Primitive Race ‘Soul Pretender’ Review: supergroup gets stylistic facelift on sophomore album.
When Primitive Race formed in 2013, it was an industrial supergroup of revolving members cultivated by band mastermind Chris Knikr. Things have changed on their latest release Soul Pretender, (out November 3rd on Metropolis Records). The group have undergone a sonic makeover more in common with heavy alternative rock (with a healthy dose of post-punk texture added in for good measure).
This release also focuses on only one vocalist, that being former Faith No Moreand Bad Brains frontman Chuck Mosely. The group also have a powerhouse back beat thanks to Melvins drummer Dale Crover.
Kickoff track Row House is full of angular wall-of-sound guitar providing counterpoint to Mosely’s gravelly, subdued vocals. This will likely surprise those whose knowledge of Mosely begins and ends with Faith No More songs like We Care A Lot. He offers a more varied sonic palette here that adds dimension to slow burn tracks like Cry Out and Stepping Stone. His instrument has deepened into a dusky croon, less focused on bluster and more on atmosphere.

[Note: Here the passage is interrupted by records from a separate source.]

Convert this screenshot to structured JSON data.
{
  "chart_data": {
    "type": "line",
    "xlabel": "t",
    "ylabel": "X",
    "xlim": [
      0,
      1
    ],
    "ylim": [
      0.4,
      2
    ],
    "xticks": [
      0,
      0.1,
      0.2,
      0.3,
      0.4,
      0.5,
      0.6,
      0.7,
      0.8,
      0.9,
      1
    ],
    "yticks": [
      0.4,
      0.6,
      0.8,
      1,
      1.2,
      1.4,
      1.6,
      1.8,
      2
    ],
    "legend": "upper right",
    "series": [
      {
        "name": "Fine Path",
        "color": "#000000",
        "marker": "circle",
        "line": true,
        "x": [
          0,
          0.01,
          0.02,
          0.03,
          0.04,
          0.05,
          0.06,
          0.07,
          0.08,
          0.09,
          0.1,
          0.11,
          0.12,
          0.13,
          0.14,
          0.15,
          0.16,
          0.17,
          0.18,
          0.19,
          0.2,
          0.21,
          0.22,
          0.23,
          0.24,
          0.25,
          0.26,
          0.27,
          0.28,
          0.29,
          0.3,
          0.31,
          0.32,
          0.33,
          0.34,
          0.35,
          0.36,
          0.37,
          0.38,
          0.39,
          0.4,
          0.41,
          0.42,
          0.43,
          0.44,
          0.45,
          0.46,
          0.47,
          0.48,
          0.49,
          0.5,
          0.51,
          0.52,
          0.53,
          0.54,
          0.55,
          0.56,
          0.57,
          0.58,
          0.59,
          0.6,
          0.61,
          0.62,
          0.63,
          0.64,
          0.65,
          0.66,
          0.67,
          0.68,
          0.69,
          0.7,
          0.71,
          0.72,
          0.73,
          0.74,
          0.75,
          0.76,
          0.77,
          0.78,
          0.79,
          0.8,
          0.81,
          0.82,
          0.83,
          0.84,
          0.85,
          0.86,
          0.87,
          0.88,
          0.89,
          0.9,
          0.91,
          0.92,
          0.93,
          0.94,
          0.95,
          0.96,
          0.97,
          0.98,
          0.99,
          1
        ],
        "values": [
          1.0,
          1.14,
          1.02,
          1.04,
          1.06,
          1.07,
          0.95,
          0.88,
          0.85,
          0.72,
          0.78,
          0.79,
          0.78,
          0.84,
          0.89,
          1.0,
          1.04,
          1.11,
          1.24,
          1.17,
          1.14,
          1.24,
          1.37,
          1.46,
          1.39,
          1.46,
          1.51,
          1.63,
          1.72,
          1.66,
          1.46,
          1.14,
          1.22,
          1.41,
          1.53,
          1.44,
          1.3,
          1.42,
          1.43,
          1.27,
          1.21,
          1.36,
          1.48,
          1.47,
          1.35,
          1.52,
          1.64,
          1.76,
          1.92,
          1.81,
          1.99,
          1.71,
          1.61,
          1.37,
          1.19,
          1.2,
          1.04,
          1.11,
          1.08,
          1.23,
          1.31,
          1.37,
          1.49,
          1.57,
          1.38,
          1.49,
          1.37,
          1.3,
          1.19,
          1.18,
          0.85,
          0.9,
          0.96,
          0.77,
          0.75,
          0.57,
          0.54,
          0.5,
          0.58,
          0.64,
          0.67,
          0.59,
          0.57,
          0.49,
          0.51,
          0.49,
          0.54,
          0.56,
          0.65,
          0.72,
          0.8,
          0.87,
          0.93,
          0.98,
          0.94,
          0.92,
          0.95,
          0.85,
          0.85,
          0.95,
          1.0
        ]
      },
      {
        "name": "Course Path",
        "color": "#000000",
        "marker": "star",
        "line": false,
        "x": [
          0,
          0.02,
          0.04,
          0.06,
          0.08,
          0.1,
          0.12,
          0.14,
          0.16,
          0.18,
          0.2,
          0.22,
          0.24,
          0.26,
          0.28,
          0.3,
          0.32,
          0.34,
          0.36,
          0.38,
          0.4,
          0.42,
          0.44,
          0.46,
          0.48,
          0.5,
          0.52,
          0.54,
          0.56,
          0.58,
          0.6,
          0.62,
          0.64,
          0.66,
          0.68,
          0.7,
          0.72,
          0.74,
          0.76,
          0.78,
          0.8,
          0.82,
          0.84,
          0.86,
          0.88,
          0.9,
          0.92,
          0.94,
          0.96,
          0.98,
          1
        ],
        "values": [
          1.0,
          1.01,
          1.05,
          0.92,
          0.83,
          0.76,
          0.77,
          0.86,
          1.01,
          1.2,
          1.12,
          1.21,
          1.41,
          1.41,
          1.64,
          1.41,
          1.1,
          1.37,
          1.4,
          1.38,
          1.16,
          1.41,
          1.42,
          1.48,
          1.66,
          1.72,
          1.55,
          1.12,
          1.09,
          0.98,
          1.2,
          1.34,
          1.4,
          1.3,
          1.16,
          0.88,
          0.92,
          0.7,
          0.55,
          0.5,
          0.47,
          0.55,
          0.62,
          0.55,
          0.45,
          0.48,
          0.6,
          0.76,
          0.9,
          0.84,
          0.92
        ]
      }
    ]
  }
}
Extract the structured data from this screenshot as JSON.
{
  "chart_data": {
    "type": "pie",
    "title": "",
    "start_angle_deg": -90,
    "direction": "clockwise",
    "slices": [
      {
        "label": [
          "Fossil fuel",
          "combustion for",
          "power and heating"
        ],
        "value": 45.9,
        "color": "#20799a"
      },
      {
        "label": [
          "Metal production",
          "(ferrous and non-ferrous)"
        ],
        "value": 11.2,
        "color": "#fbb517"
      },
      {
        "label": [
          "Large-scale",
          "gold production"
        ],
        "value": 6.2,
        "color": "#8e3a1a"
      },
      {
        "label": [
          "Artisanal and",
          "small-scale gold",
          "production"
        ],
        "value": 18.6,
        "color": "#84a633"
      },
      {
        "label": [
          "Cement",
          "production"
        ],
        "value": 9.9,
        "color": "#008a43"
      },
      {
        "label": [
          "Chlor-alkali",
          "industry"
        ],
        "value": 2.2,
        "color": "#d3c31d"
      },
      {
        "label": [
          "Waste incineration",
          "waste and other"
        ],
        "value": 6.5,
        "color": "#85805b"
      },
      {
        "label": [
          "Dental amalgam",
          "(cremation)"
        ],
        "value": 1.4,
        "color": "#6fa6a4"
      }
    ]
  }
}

Guitarist Mark Gemini Thwaite continues to prove he’s one of the most underrated (and versatile) guitarists working today, mixing it up between bludgeoning power chords and more delicate textures, befitting his work with artists as varied as The Mission U.K., Revco, Tricky and Gary Numan.
As a result of the band’s iconoclastic pedigree the album is appropriately eclectic–Take it All has a dash of Faith No More bluster (complete with piano), while Bed Six tips its hat to Killing Joke. The album’s title track is another standout, a shadowy, ominous charmer that never sacrifices mood for melody.
In the end, Primitive Race provides an excellent backdrop for Mosely to stretch his artistic muscles–for a singer who was initially only asked to contribute a couple of tracks, his sonic imprint is sizable and helps to underscore his increased output in the past few years. His talents are particularly notable on Nothing to Behold, the album’s catchiest and most anthemic track that would be radio ready if modern music wasn’t a slave to pop music.
Soul Pretendermarks a promising new chapter for Primitive Race, and Mosely and Crover’s contributions are a key in their musical revolution. While the lineup could change completely for their follow-up, one hopes this iteration continues to see what other heights they could reach.